I've asterisked out the name of the computer game I was wittering about in the previous post, as after about ten hours of violently minding my own business, I've just realised that the advertising hoardings up around the city are actual adverts for actual products that supposedly I'm going to buy now.
Was the game cheaper because it had adverts? Not as far as I know. Do I play computer games to create a space where I don't have adverts shoved in my face all day? Yes. It's also spoilt the aesthetics of the setting - I'm fairly sure a city which has genetically-engineered super-agents shouldn't have ads for last years cars.
It's spoilt the game for me, which is a shame, as the beast itself is perfectly enjoyable. Yesterday, as I leapt two storeys firing a grenade launcher at a sniper nest, I distinctly heard myself shouting "That's what you get for messing with the J-Man!". Which I'm fairly sure I've never said before in my life.
When I'm not chasing round an imaginary city dispatching various ethnic based gangs (I've done the Mexicans and am half-way through the Eastern Europeans, but the Asians are out of my reach at the moment - I don't know why people think these things are a bad influence), I'm on the second draft of my superhero movie.
The plan is for the second act to kick off no later than twenty minutes in - it's the point where the two main guys have met, and are ready to start their journey. In the first draft this is exactly what happened. The second draft has a lot more going on, so I decided not to worry, I can just cut the scenes down to length later on. Bearing in mind one page = roughly one minute of screen time, they need to be in the car, facing west with the engine running, by page twenty.
Current page at which the main characters are in the car, facing west with the engine running: sixty four.
Arse.
UPDATE: got it down to thirty five minutes now, woo hoo!
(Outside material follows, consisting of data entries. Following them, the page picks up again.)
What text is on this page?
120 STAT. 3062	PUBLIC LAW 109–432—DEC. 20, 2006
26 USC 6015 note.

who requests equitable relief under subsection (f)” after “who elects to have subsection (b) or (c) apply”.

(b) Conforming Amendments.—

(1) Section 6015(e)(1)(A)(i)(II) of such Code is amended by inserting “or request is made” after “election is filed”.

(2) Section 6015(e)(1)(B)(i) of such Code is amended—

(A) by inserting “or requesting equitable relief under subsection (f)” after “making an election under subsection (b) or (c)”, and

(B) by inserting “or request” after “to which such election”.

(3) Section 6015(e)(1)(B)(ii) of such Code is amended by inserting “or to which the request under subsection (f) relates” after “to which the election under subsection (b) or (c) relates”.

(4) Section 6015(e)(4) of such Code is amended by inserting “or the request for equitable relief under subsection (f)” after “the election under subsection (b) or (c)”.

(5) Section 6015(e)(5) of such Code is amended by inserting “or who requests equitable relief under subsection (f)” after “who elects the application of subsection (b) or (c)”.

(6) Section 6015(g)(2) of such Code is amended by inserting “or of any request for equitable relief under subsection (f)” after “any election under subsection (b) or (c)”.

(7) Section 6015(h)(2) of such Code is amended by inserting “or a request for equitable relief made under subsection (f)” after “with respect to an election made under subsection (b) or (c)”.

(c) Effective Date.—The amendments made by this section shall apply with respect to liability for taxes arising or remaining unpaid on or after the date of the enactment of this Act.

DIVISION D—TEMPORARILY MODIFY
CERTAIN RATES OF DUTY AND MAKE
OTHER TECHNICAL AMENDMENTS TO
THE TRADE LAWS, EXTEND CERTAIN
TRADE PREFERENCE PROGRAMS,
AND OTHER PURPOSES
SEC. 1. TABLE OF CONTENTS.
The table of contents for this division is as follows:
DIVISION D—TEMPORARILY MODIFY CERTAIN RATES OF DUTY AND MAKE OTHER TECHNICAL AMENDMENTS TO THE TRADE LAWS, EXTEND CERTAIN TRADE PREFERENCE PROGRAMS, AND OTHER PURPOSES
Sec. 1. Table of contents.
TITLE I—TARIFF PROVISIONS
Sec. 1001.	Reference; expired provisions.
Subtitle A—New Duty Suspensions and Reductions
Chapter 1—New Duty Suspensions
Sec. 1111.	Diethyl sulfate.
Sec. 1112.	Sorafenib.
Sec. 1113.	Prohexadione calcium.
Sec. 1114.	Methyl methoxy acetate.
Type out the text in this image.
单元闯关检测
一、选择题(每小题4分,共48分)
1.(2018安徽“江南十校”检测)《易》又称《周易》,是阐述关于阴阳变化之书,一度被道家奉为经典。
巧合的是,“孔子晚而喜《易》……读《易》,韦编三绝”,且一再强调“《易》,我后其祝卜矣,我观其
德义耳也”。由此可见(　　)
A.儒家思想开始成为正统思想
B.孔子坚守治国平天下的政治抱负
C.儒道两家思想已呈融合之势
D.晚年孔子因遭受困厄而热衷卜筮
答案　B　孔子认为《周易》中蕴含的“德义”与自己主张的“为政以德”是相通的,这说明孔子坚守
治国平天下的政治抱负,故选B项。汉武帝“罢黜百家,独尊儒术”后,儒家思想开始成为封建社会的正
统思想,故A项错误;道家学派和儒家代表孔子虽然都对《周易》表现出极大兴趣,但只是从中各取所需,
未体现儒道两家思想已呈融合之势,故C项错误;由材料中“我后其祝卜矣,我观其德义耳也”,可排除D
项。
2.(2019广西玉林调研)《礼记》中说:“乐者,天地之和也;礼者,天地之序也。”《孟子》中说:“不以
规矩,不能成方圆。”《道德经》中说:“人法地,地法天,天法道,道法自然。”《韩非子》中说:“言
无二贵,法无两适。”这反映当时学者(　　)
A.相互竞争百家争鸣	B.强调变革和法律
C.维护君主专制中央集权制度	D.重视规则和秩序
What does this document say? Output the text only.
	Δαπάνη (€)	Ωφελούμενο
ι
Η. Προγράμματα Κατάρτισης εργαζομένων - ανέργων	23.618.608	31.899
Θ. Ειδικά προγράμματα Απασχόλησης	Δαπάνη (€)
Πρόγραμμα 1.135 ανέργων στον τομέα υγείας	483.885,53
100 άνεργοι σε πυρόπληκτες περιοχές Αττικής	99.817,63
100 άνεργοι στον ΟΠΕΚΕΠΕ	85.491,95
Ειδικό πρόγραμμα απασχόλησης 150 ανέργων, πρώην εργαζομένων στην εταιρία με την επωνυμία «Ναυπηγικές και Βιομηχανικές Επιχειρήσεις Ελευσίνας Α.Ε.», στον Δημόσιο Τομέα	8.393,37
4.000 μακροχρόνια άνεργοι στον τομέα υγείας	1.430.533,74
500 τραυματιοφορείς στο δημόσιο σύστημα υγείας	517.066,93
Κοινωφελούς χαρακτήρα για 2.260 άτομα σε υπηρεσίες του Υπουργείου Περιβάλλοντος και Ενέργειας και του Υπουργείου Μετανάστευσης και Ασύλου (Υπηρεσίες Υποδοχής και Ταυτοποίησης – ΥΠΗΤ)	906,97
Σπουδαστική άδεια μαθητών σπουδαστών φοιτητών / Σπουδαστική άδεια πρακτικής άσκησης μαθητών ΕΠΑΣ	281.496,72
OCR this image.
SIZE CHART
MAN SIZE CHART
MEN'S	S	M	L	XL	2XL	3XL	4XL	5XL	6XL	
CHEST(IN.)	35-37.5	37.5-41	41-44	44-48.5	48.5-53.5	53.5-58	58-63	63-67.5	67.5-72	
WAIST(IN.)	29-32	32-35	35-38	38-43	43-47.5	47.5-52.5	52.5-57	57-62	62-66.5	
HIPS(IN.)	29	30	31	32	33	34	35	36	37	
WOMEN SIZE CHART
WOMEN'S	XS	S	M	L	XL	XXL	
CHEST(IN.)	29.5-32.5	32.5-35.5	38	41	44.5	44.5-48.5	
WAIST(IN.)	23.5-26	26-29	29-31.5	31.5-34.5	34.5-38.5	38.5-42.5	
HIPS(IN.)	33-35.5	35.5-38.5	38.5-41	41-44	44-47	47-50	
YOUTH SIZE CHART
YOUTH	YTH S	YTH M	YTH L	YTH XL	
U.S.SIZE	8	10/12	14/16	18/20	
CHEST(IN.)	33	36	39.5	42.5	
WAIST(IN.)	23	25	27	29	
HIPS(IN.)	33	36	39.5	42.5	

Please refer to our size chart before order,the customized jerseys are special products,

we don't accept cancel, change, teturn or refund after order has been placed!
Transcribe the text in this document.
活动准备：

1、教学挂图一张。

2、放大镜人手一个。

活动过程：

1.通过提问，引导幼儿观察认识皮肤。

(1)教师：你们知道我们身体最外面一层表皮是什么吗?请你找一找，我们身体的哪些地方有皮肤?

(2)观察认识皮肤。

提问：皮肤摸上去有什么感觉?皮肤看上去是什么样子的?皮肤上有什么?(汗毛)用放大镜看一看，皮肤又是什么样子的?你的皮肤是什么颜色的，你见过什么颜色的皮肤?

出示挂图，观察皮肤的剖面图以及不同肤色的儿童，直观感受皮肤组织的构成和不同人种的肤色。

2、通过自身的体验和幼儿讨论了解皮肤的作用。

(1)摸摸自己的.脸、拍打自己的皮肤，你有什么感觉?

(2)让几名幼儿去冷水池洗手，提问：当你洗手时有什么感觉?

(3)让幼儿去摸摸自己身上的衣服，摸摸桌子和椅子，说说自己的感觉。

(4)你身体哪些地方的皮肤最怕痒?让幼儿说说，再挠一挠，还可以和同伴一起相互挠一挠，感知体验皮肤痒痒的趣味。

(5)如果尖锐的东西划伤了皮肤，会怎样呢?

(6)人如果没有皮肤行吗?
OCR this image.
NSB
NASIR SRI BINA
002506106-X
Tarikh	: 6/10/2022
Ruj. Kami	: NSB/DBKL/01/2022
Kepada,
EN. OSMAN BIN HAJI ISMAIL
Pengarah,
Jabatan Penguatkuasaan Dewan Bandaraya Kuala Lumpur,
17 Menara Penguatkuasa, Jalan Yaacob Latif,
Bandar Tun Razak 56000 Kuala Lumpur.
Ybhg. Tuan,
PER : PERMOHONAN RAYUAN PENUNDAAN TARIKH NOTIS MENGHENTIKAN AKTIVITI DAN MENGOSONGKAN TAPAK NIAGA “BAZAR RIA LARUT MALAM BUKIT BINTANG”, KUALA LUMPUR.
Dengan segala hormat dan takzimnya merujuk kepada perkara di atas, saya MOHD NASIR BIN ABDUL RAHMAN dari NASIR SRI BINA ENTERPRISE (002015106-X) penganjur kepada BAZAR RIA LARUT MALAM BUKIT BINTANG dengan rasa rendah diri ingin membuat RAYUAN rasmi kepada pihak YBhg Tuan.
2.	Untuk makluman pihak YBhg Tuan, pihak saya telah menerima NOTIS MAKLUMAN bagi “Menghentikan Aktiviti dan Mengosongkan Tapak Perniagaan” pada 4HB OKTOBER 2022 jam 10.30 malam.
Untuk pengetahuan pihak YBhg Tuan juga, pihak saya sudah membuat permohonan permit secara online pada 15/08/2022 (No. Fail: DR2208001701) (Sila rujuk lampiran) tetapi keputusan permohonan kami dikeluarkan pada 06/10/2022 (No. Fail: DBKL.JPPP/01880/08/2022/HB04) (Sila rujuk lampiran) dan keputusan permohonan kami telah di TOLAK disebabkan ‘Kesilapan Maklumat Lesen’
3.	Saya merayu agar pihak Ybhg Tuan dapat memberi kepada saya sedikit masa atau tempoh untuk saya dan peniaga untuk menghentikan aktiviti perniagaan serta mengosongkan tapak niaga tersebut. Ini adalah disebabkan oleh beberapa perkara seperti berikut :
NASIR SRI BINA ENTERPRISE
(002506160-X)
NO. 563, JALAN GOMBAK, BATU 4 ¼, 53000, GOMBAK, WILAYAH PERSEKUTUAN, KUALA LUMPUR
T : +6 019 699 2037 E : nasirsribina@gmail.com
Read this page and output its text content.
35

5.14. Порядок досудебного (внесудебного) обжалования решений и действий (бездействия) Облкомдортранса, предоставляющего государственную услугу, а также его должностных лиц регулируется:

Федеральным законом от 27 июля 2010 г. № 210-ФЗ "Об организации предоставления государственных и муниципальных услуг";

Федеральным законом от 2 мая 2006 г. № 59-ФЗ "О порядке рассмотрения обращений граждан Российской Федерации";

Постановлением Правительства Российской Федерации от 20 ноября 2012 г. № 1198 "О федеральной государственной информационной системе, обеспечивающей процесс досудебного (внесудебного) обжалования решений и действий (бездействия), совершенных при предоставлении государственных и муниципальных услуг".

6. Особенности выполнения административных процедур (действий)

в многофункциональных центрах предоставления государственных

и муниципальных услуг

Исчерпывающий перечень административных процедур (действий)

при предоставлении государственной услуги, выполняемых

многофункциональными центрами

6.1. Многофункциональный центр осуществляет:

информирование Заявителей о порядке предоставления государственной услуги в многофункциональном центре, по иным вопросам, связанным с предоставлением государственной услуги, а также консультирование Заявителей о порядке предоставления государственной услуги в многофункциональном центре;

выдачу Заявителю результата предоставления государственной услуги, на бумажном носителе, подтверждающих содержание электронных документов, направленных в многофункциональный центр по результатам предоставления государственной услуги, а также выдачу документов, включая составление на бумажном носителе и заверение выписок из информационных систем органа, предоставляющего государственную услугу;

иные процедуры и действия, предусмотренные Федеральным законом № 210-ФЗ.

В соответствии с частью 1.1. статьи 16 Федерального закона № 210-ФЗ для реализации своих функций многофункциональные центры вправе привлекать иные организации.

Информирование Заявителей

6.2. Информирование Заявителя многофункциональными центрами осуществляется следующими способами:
Anyway, never mind all that, here's an excellent video from Feist (via Popjustice).
8 comments:
Keep up the good work, James - am looking forward to the finished article.
Is it easier to add things or cut things out in order to get the timing right?
Am off to help daughter colour in holy communion work book - she can't manage the picture of the 5000 all on her own.....
Really looking forward to the movie. I love superheros. I hope you've got a hunky Wolverine type character in there!
Wow, thanks for posting the Feist video!
Just cut out anything that isn't absolutely brilliantly fantasticocious. It can be hard locating such weak points in one's precious baby script, but they're there: usually the bits on the boat, or the bits with the baby, or the bits where they have to disguise themselves as guards by knocking out a real guard and stealing his clothes behind a hedge.
********* looks ace, advertising aside. You should play Okami, which lets you be a wolf in a painting and magically takes up all your time.
Ha! That's what you get for playing a Microsoft-only game.
Only joking. Don't kill me, J-Man.
Jen - unrelated note, yes that was Ori emailing you earlier.
I know. My tail is firmly between my legs.
Damn my stupid face to hell.
You have plenty of extra stuff for the DVD then. Although it's probably not much use if the extras don't get beyond draft script.
Ads in games are evil, unless the game is free or extremely cheap. I remember there was a computer game for the Spectrum which had three loading screens promoting a packet of crisps. How annoying is that, when each one takes a few minutes to load? But the ads have always been there. They've just become a lot more subtle. And they do spoil the whole experience and stop the creative team from delivering on its vision. Just when you're getting into it, and running with the fantasy you crash back to earth as you realise the whole virtual world is just another way to try to brainwash you into buying a mostly crap product. It's as crass as fading FGTH's 'Power of Love' into a double glazing advert on local radio.